Dr. Henry Bohlman (photo) and colleagues (Ohio, USA)
have published a number of studies suggesting that
decompression may be beneficial for patients with SCI who are beyond the
acute phase of injury.
One of their studies focused on patients with
incomplete, cervical injuries
(J Bone Joint Surg Am, 74(5), 1992). In these patients,
myelography (a form of x-ray examination using an injected dye) was used
to determine whether bone or vertebral disk fragments were compressing the
spinal cord’s anterior side. If so demonstrated, the compression was
alleviated through anterior-decompression surgery followed by
stabilization using iliac (i.e., hip) bone grafts. The time between injury
and decompression averaged 13 months (range, one month to nine years), and
patients were followed on average six years (range, 2-17 years). Of the 55
followed patients, 29 became functional walkers, and 39 recovered
additional upper-extremity function. Only nine regained no motor function.

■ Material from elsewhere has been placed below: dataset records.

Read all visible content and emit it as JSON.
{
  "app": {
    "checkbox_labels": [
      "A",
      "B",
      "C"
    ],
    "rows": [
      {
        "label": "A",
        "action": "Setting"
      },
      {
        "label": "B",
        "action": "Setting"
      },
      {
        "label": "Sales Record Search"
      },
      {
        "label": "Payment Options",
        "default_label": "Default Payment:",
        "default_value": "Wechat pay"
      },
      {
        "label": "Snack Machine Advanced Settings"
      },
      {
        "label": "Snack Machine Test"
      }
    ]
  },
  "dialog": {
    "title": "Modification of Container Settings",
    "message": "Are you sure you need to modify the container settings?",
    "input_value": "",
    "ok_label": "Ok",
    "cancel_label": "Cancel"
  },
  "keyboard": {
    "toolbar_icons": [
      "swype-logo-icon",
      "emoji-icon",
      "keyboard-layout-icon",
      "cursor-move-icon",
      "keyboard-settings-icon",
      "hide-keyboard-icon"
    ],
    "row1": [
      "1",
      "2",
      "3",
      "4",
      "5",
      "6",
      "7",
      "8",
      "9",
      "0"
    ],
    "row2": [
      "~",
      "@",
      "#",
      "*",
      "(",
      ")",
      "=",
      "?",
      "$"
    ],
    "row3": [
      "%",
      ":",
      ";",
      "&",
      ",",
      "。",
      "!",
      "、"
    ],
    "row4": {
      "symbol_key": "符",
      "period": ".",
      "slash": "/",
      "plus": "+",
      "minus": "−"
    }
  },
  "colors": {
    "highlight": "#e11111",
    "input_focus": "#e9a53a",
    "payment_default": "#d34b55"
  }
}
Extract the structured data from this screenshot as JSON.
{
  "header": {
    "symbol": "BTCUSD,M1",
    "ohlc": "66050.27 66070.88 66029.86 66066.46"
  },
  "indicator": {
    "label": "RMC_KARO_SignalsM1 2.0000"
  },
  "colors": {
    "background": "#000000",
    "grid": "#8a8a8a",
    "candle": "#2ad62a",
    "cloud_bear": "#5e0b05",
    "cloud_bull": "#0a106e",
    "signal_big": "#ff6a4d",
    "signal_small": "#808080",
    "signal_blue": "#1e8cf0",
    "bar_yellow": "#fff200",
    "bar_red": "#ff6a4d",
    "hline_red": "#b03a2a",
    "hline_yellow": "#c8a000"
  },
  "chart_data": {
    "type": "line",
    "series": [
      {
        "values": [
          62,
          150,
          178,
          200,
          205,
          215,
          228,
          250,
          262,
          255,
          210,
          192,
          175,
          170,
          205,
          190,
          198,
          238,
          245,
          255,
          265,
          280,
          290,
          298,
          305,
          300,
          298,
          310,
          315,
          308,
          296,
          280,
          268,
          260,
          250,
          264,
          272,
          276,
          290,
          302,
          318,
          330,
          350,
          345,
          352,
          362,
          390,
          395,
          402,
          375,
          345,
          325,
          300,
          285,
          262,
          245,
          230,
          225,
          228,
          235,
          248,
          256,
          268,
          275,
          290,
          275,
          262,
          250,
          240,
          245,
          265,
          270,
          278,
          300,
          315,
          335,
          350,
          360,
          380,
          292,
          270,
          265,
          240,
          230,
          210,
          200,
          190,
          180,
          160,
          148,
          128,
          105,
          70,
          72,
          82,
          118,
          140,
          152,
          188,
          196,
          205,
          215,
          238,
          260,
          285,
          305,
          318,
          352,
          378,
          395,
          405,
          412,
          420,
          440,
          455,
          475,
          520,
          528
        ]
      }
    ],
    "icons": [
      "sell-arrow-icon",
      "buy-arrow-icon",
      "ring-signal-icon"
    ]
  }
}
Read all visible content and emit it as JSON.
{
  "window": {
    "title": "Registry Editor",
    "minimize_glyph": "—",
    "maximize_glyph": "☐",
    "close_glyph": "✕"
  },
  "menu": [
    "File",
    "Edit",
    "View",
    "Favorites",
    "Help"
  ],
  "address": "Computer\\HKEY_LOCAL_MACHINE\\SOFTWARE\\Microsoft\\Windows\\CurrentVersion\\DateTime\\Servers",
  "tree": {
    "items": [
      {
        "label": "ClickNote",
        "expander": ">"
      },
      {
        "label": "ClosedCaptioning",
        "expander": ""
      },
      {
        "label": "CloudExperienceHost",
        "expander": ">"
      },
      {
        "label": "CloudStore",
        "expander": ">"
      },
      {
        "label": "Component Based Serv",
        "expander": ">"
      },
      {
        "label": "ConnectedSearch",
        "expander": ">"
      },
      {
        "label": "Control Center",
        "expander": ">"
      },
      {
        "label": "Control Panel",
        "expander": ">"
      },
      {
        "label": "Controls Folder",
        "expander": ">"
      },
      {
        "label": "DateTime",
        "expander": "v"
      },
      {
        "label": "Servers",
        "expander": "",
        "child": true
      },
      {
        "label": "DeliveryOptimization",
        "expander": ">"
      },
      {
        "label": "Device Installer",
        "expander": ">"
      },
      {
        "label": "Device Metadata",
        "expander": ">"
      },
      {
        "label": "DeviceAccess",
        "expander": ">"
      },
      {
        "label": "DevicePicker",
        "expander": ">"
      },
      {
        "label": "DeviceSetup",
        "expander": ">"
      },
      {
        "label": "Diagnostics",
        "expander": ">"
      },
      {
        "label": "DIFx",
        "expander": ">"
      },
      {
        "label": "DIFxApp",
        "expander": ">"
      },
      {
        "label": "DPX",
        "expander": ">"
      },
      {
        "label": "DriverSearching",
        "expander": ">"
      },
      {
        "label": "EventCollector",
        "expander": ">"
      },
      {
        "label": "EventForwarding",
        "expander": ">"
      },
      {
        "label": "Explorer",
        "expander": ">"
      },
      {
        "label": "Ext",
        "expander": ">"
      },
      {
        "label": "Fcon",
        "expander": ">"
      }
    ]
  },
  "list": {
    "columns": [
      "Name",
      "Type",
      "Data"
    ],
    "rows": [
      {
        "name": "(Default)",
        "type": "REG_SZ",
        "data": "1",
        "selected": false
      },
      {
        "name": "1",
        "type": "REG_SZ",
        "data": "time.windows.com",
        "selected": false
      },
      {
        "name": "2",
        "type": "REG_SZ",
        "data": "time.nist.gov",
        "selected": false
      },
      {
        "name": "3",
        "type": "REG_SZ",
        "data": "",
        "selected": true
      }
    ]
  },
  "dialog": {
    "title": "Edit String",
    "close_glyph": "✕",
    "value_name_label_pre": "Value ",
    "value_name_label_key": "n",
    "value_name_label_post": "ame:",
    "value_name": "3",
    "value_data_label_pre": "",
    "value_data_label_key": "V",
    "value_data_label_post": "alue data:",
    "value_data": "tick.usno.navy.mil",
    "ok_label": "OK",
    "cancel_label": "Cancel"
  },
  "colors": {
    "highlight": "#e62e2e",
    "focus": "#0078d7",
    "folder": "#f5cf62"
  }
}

In general, the more time that had elapsed since injury, less improvement
accrued.
A similar study focused on patients with complete
quadriplegia
(J Bone Joint Surg Am, 74(5), 1992). In this study, the
injury-to-decompression time averaged 15 months (range, one month to eight
years), and patients were followed on average five years (range, 2-13
years). Of the 46 followed patients, seven improved at least two
functional levels, and 18 improved one level. No motor improvement was
note in 20 patients. Once again, more benefits were obtained by patients
who were decompressed sooner after injury.